Sunday, November 24, 2024

Meanwhile in Canada, Crickets

Or the lack thereof.

From Canada's National Post, November 14:

FIRST READING: Trudeau’s $9 million bet on edible crickets runs into trouble
The world's largest cricket factory, funded in large part by federal monies, enters extended retooling 

First Reading is a daily newsletter keeping you posted on the travails of Canadian politicos, all curated by the National Post’s own Tristin Hopper. To get an early version sent directly to your inbox, sign up here.

TOP STORY

Just two years after the Trudeau government put up nearly $9 million to help build the world’s largest edible cricket factory, the facility is dramatically cutting staff and production in what they say is an extended retooling.

Aspire Food Group, which cut the ribbon last year on a 150,000-square-foot edible cricket factory in London, Ont., has just laid off two thirds of its workforce and significantly cut back shifts, saying they need to make “some improvements to its manufacturing system.”

Speaking to the trade publication AgFunderNews, Aspire CEO David Rosenberg said the company “will be running the production line four times a week instead of two shifts a day every day. We’re 150 people down to 50 and we plan on hiring back up in July.”

This is despite very generous grants from the Trudeau government. In June 2022, Agriculture and Agri-Food Canada announced a grant of “up to $8.5 million” to build a “commercial facility to produce cricket protein.”

What resulted was a factory billed by Aspire as the “world’s largest cricket production facility.” As per a CBC profile published at its grand opening, the factory was to house four billion crickets at any one time, and churn out 13 million kilograms of edible crickets each year.

Aspire’s signature pitch – and one of the main reasons they attracted federal government attention – is that crickets have a lower environmental footprint than meat or dairy....

....MUCH MORE

Still a few bugs in the system, eh?

....one of our visits to the origin story of the "Bugs in the system" line was in August 2023's "Still A Few Bugs In The System: "ChatGPT's odds of getting code questions correct are worse than a coin flip"": 

....Famously, the very first instance of a computer "bug" was recorded at 3:45 pm (15:45) on the 9th of September 1947. This "bug" was an actual real-life moth, well, an ex-moth, that was extracted to the number 70 relay, Panel F, of the Harvard Mark II Aiken Relay Calculator.

This "bug" (which is a two-inch wingspan of 5 cm) was preserved behind a piece of adhesive tape on the machines' logbook with the now immortalized phrase "[The] first actual case of a bug being found". 

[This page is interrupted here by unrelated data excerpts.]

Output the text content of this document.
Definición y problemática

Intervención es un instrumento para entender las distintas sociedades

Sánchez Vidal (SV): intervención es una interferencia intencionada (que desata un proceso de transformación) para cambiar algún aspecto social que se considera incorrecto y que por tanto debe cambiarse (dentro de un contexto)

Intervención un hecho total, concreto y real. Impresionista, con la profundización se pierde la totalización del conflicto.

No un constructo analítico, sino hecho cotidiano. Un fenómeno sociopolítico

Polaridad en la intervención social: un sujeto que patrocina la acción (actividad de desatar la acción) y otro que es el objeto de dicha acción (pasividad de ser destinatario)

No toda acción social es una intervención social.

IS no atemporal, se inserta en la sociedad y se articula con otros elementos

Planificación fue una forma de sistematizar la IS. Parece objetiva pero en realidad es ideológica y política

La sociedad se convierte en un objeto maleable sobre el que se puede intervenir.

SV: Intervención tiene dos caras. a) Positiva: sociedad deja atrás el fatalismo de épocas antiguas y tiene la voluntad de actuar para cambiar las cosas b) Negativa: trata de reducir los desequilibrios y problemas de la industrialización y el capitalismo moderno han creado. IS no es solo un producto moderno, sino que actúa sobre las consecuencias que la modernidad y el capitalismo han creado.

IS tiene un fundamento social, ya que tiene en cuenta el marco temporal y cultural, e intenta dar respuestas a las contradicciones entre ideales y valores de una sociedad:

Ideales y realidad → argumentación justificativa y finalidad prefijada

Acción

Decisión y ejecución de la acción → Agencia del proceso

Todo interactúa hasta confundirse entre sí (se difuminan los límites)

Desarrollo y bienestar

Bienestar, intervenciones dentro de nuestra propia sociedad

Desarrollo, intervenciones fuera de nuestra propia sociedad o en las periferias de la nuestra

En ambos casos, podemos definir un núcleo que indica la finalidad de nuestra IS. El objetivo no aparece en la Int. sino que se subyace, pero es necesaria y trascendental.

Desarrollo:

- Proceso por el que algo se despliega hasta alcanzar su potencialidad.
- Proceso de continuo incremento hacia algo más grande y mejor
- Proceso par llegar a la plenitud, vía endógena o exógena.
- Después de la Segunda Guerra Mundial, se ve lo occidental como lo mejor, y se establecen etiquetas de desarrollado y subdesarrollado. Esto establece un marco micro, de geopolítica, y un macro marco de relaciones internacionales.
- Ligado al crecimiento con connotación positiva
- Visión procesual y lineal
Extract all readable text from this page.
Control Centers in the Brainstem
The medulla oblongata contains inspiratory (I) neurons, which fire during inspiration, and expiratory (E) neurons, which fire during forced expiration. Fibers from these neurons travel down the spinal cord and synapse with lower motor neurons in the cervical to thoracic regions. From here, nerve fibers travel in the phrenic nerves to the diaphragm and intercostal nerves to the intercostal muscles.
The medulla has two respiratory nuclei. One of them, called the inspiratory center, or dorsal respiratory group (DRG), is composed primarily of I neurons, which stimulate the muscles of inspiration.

So the first "computer bug" was, in fact, a literal bug. 

The cause of the bug's appearance appears to have been down to members of the programming teams' late-night shift, which included the pioneering computer scientist, and former U.S. Navy Rear Admiral Grace Hopper. A team member left the windows of the room open at night. This was more than enough to let in the moth, which was attracted by the lights in the room and the heat of the calculator to nestle in the 'gubbins' of the Mark II Harvard, where it met its unfortunate end....

Our headline is an homage to an homage to an homage. If interested see 2017's "Still a Few Bugs In the System: 'DeepMind Shows AI Has Trouble Seeing Homer Simpson's Actions'"  

 Which was itself stolen from a computer reference in Doonesbury, 1970:

B.D.: Well, here I sit at college awaiting my new roommate. I know he'll be cool, since he's computer selected! You just fill in a form, send it in, and presto! Ideal roommate! Mike: Hi there! My name's Mike Doonesbury. I hail from Tulsa, Oklahoma and women adore me! Glad to meet you, roomie! B.D.: Of course, there are still a few bugs in the system.